La notizia è di quelle pesanti, ma era nell’aria da tempo. La sezione disciplinare del Consiglio superiore della magistratura presieduta da David Ermini, ha infatti deciso la misura cautelare del trasferimento di sede, con cambio di funzione, per il procuratore capo di Castrovillari Eugenio Facciolla (foto)da qualche mese indagato dalla Procura di Salerno. Il provvedimento è di due giorni fa. L’ordinanza stabilisce che il magistrato sia trasferito al Tribunale di Potenza come giudice civile «per aver violato i doveri di imparzialità, correttezza e riserbo».

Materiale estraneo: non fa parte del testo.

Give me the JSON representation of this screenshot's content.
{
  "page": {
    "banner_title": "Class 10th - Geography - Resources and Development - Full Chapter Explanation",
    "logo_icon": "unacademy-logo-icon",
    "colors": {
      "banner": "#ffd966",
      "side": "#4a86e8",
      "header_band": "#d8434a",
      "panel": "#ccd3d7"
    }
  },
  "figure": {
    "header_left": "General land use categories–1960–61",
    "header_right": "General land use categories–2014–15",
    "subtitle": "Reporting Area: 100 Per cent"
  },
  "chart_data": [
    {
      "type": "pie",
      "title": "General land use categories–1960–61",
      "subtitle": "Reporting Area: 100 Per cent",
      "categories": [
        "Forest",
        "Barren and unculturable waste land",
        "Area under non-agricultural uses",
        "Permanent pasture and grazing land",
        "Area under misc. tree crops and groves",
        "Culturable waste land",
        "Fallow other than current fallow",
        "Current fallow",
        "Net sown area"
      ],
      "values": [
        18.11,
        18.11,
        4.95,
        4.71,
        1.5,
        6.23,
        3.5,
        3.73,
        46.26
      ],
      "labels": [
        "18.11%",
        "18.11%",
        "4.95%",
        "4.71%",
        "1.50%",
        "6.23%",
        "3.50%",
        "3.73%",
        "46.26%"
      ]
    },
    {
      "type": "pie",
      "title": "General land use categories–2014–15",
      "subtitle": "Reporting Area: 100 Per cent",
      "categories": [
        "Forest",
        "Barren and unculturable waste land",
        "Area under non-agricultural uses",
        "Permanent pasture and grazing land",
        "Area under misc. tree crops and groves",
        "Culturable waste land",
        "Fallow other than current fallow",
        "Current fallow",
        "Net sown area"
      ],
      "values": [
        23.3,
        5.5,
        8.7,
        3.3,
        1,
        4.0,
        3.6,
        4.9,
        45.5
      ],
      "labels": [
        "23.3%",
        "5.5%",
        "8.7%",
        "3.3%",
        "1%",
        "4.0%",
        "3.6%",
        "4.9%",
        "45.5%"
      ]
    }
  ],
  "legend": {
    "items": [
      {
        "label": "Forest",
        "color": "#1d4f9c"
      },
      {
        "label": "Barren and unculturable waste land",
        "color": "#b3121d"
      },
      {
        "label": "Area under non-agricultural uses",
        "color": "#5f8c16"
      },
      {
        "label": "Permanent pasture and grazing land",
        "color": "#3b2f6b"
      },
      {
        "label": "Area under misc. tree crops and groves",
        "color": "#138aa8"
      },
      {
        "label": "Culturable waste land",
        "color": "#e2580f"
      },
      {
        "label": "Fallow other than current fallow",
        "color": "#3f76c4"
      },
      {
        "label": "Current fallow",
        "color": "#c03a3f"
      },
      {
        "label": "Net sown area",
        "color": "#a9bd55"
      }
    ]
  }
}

Una delle accuse “disciplinari” al procuratore Facciolla era quella d’aver fornito dati “sensibili” a una persona non legittimata a detenerli, fatto che sarebbe emerso nel corso delle indagini che lo vedono coinvolto. Il procedimento disciplinare s’incrocia infatti con l’inchiesta della Procura di Salerno, che ha chiesto il rinvio a giudizio per Facciolla. L’udienza preliminare nei confronti del procuratore di Castrovillari a Salerno è fissata proprio per stamane.

 

Palazzo dei Marescialli in Piazza Indipendenza a Roma, sede del Consiglio superiore della magistratura 

 

L’inchiesta giudiziaria riguarda il rapporto con “Stm”, una società con sede a Pietrafitta di cui è amministratrice Marisa Aquino, ma gestita di fatto dal consorte della donna, il poliziotto cosentino Vito Tignanelli, e la gestione dell’inchiesta su “Calabria Verde” in relazione ad alcune interferenze con la maxinchiesta antimafia “Stige” condotta dalla Direzione distrettuale antimafia di Catanzaro diretta dal procuratore Nicola Gratteri. La misura cautelare del trasferimento del procuratore Facciolla era stata richiesta dal ministro della Giustizia Alfonso Bonafede. E alla richiesta del ministro s’era associata la Procura generale della Corte di Cassazione.

 

L’avvocato difensore del procuratore, Antonio Zecca, ha precisato che «al momento è tutto sospeso, perché ci saranno le impugnazioni consequenziali». Zecca, che non ha difeso Facciolla davanti al Csm, dice che «non sono direttamente interessato alla vicenda disciplinare, perché rappresento il dottore Facciolla solo in sede penale, ma posso dire che è giunta l’ora che i cittadini possano esercitare un controllo non solo sull’esercizio della giurisdizione, visto che le sentenze sono emesse in nome del popolo italiano, ma anche sui procedimenti disciplinari che determinano singolari spostamenti di magistrati, proprio alla luce degli ultimi accadimenti che hanno innescato sicuro allarme sociale».